Das moralische Kapital, das sie mit der bislang einmaligen und im großen und ganzen ordnungsgemäßen Abgabe der Macht gewonnen haben, wollen die Sandinisten durch Quertreiberei nicht wieder verspielen. Sie können auch kein Interesse daran haben, vielleicht schon in sechs Jahren, bei der nächsten Wahl, ein immer noch sieches Land zu übernehmen. Zunächst aber müssen sie, vom Machtverlust überrascht und revolutionär erschöpft, mit sich selber ins Reine kommen. Vom Abbau des rigorosen Zentralismus und Vertikalismus in der Partei zugunsten ihrer Demokratisierung redet auch Borge – und damit werden auch Richtungsentscheidungen verbunden sein.

Im Chamorro-Clan und bei der UNO sind die Verhältnisse einstweilen noch unübersichtlicher. Wie sehr die politischen Gewichte durch Nähe oder Ferne zu diesem Clan und der Clan selber durch Verwandtschaften, Freundschaften und gleiche Schichtzugehörigkeit bestimmt sind, wird immer wieder lebhaft geschildert. Violeta Chamorro neigt zur Rolle einer Überpräsidentin. Als Folge finden sich in ihrem engsten Berater- und Mitarbeiterzirkel nur Politiker, oft miteinander verwandt oder verschwägert, die die Linie der nationalen Versöhnung strikt einhalten – vom Präsidialminister Antonio Lacayo über Innenminister Carlos Hortado bis zum Generalsekretär der Nationalversammlung, Alfredo Cesar. In der Regierung dominieren parteilose Technokraten.

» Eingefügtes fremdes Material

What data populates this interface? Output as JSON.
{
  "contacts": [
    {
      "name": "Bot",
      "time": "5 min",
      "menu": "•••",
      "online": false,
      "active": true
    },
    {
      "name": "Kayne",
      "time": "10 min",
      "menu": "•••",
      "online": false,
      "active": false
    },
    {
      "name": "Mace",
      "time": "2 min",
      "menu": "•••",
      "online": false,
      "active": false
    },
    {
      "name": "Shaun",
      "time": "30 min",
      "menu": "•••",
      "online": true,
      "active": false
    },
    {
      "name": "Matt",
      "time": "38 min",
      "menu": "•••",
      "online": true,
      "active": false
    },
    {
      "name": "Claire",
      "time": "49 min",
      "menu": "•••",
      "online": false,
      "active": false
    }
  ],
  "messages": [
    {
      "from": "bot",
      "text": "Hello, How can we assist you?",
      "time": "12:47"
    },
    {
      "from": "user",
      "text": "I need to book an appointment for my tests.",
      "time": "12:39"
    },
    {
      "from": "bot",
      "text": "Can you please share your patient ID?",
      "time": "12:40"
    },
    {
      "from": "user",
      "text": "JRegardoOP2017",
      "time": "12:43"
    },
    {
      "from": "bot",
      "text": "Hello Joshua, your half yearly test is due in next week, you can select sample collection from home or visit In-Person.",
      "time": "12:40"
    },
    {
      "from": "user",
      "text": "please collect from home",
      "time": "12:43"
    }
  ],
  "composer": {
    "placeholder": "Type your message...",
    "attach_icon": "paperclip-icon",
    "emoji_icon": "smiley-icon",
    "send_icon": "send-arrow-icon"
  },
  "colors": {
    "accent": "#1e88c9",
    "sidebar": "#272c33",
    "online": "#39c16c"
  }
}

Das fügt sich zwar in ein ausgeprägtes Präsidialsystem, das der Präsidentin sogar das Recht gibt, notfalls den Staatshaushalt per Dekret festzusetzen. Aber es paßt ganz und gar nicht zu der außerordentlich bunten Vielfalt der Parteien und Strömungen innerhalb der UNO. Mit der Rolle des bloßen Mehrheitsbeschaffers für die Chamorro-Politik wird sich dieses Bündnis auf die Dauer nicht abfinden. Vor allem aber ist es, von Rechtsgerichteten bis zu Kommunisten reichend, nur in der Opposition gegen die Sandinisten einig gewesen. Das gilt um so mehr, als seine, wie Hartmut Teuchler von der Adenauer-Stiftung in Nicaragua sagt, "ideologischen Familien" jeweils in Unterparteien zerfallen, die sich oft an der Frage scheiden, wie sich nun die Regierung zu den Sandinisten stellen soll: so bei den Konservativen, Christlichen Demokraten oder den Sozialdemokraten.

Der lange Weg zur Versöhnung

Noch scheinen sich die Befürworter einer harten Haltung gegen die Sandinisten, zum Beispiel der bei der Ämtervergabe enttäuschte, weltläufige Vizepräsident Virgilio Godoy von den Liberalen, zu zügeln. Aber schon spricht der Vorsitzende der Nationalkonservativen Partei und Sozialversicherungsminister Silviano Matamoros vom Zusammenschluß aller konservativen Gruppierungen mit einer "sehr klaren Opposition gegenüber den Sandinisten". Das politische Spektrum gleicht einem Mobile, das der leiseste Anstoß durcheinanderbringen kann.

Heinz Westphal wird wohl empfehlen, die Entwicklung vorerst weiter zu beobachten, gleichwohl aber Hilfe zu leisten. Es besteht eine Chance, in Nicaragua die paternalistisch-feudalistischen Machtverhältnisse ebenso zu überwinden wie die festgefahrene, marxistisch inspirierte Revolution; das könnte womöglich sogar mit Unterstützung der Revolutionspartei gelingen, die aus ihren Fehlern lernen will. Für die "Landenge der Seufzer", wie Pablo Neruda Mittelamerika einmal genannt hat, bedeutete dieser Ansatz zu einer neuen politischen Kultur mit demokratischem Wechselspiel viel – vielleicht mehr als der revolutionäre Erfolg der Sandinisten.